Question

A body dropped from the top of a tower fell through 60 m during the last 2s of its fall. Then find the height of the tower. (take, \[g = 10\,m{s^{ - 2}}\])
A. 95 m
B. 60 m
C. 80 m
D. 90 m

Answer 1

Hint: If a body or an object falls towards earth due to the gravitational force of earth and without any other force acting on it is called free fall. As this freely falling body moves under acceleration due to gravity, therefore, its acceleration remains constant. So, it is said to be a uniformly accelerated motion.

Formula Used:
From the second equation of motion we have,
\[S = ut + \dfrac{1}{2}a{t^2}\]
Where, S is distance covered or displacement, u is initial velocity, a is acceleration, t is time of motion and \[\lambda \] is threshold wavelength.

Complete step by step solution:
Consider a body that is dropped from the top of a tower that fell through 60 m during the last 2s of its fall. Then we need to find the height of the tower.
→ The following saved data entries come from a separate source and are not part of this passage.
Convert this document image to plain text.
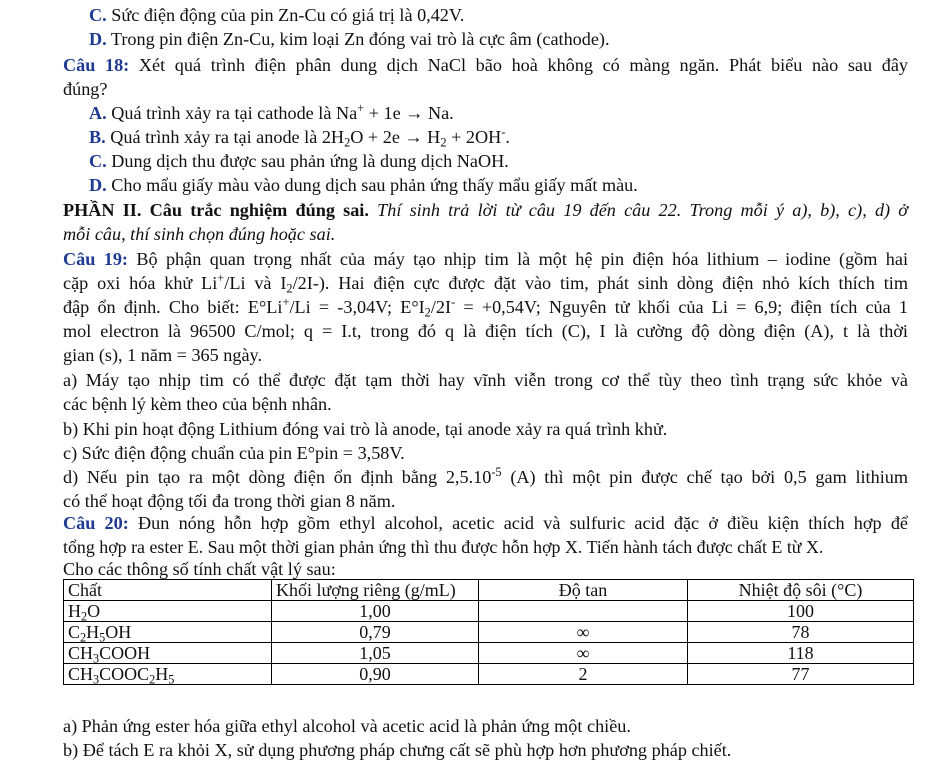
C. Sức điện động của pin Zn-Cu có giá trị là 0,42V.
D. Trong pin điện Zn-Cu, kim loại Zn đóng vai trò là cực âm (cathode).
Câu 18: Xét quá trình điện phân dung dịch NaCl bão hoà không có màng ngăn. Phát biểu nào sau đây
đúng?
A. Quá trình xảy ra tại cathode là Na+ + 1e → Na.
B. Quá trình xảy ra tại anode là $2H_2O + 2e \to H_2 + 2OH^-$.
C. Dung dịch thu được sau phản ứng là dung dịch NaOH.
D. Cho mẩu giấy màu vào dung dịch sau phản ứng thấy mẩu giấy mất màu.
PHẦN II. Câu trắc nghiệm đúng sai. Thí sinh trả lời từ câu 19 đến câu 22. Trong mỗi ý a), b), c), d) ở
mỗi câu, thí sinh chọn đúng hoặc sai.
Câu 19: Bộ phận quan trọng nhất của máy tạo nhịp tim là một hệ pin điện hóa lithium – iodine (gồm hai
cặp oxi hóa khử Li+/Li và $I_2/2I-$). Hai điện cực được đặt vào tim, phát sinh dòng điện nhỏ kích thích tim
đập ổn định. Cho biết: E°Li+/Li = -3,04V; $E^\circ I_2/2I^- = +0,54V$; Nguyên tử khối của Li = 6,9; điện tích của 1
mol electron là 96500 C/mol; q = I.t, trong đó q là điện tích (C), I là cường độ dòng điện (A), t là thời
gian (s), 1 năm = 365 ngày.
a) Máy tạo nhịp tim có thể được đặt tạm thời hay vĩnh viễn trong cơ thể tùy theo tình trạng sức khỏe và
các bệnh lý kèm theo của bệnh nhân.
b) Khi pin hoạt động Lithium đóng vai trò là anode, tại anode xảy ra quá trình khử.
c) Sức điện động chuẩn của pin E°pin = 3,58V.
d) Nếu pin tạo ra một dòng điện ổn định bằng $2,5.10^{-5}$ (A) thì một pin được chế tạo bởi 0,5 gam lithium
có thể hoạt động tối đa trong thời gian 8 năm.
Câu 20: Đun nóng hỗn hợp gồm ethyl alcohol, acetic acid và sulfuric acid đặc ở điều kiện thích hợp để
tổng hợp ra ester E. Sau một thời gian phản ứng thì thu được hỗn hợp X. Tiến hành tách được chất E từ X.
Cho các thông số tính chất vật lý sau:
Chất	Khối lượng riêng (g/mL)	Độ tan	Nhiệt độ sôi (°C)
$H_2O$	1,00		100
$C_2H_5OH$	0,79	∞	78
$CH_3COOH$	1,05	∞	118
$CH_3COOC_2H_5$	0,90	2	77
a) Phản ứng ester hóa giữa ethyl alcohol và acetic acid là phản ứng một chiều.
b) Để tách E ra khỏi X, sử dụng phương pháp chưng cất sẽ phù hợp hơn phương pháp chiết.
The distance covered in the last 2seconds is \[{S^1} = 60m\]. Let’s assume the total time of free fall is t seconds, and the total distance covered is $S$.

Now to calculate the total time t of the free fall given by the second equation of motion,
\[S = ut + \dfrac{1}{2}a{t^2}\]
Here, \[u = 0\], \[t = t\] and \[a = g = 10\,m{s^{ - 2}}\]
Substitute the above values in the above equation we get,
\[S = \left( 0 \right)t + \dfrac{1}{2}\left( {10} \right){t^2}\]
\[\Rightarrow S = 5{t^2}\]………… (1)
The distance covered by a body in the last 2s is,
\[{S_1} = u\left( {t - 2} \right) + \dfrac{1}{2}a{\left( {t - 2} \right)^2}\]
\[\Rightarrow {S_1} = \left( 0 \right)\left( {t - 2} \right) + \dfrac{1}{2}\left( {10} \right){\left( {t - 2} \right)^2}\]
\[\Rightarrow {S_1} = 5{\left( {t - 2} \right)^2}\]………….. (2)

Now, we can write as,
\[S - {S_1} = {S^1}\]
Substitute the value of S,\[{S_1}\] and \[S'\] in above equation, we get,
\[5{t^2} - 5{\left( {t - 2} \right)^2} = 60\]
\[\Rightarrow 5{t^2} - 5{\left( {{t^2} - 2\left( 2 \right)t + {2^2}} \right)^2} = 60\]
\[\Rightarrow 5{t^2} - 5{\left( {{t^2} - 4t + 4} \right)^2} = 60\]
\[\Rightarrow 5{t^2} - 5{t^2} + 20t - 20 = 60\]
\[\Rightarrow 20t = 80\]
\[\Rightarrow t = 4s\]
Now substitute the value of t in equation (1) we get,
\[S = 5{\left( 4 \right)^2}\]
\[\therefore S = 80\,m\]
Therefore, the height of the tower is 80m

Hence, option C is the correct answer.

Note:Here we need to remember the equation of motion for the displacement or the total distance travelled. The free fall of the body is influenced by the gravitational force acting on the body. Here the factors affecting the motion of the body in the vertical direction also need to be considered to resolve the given problem.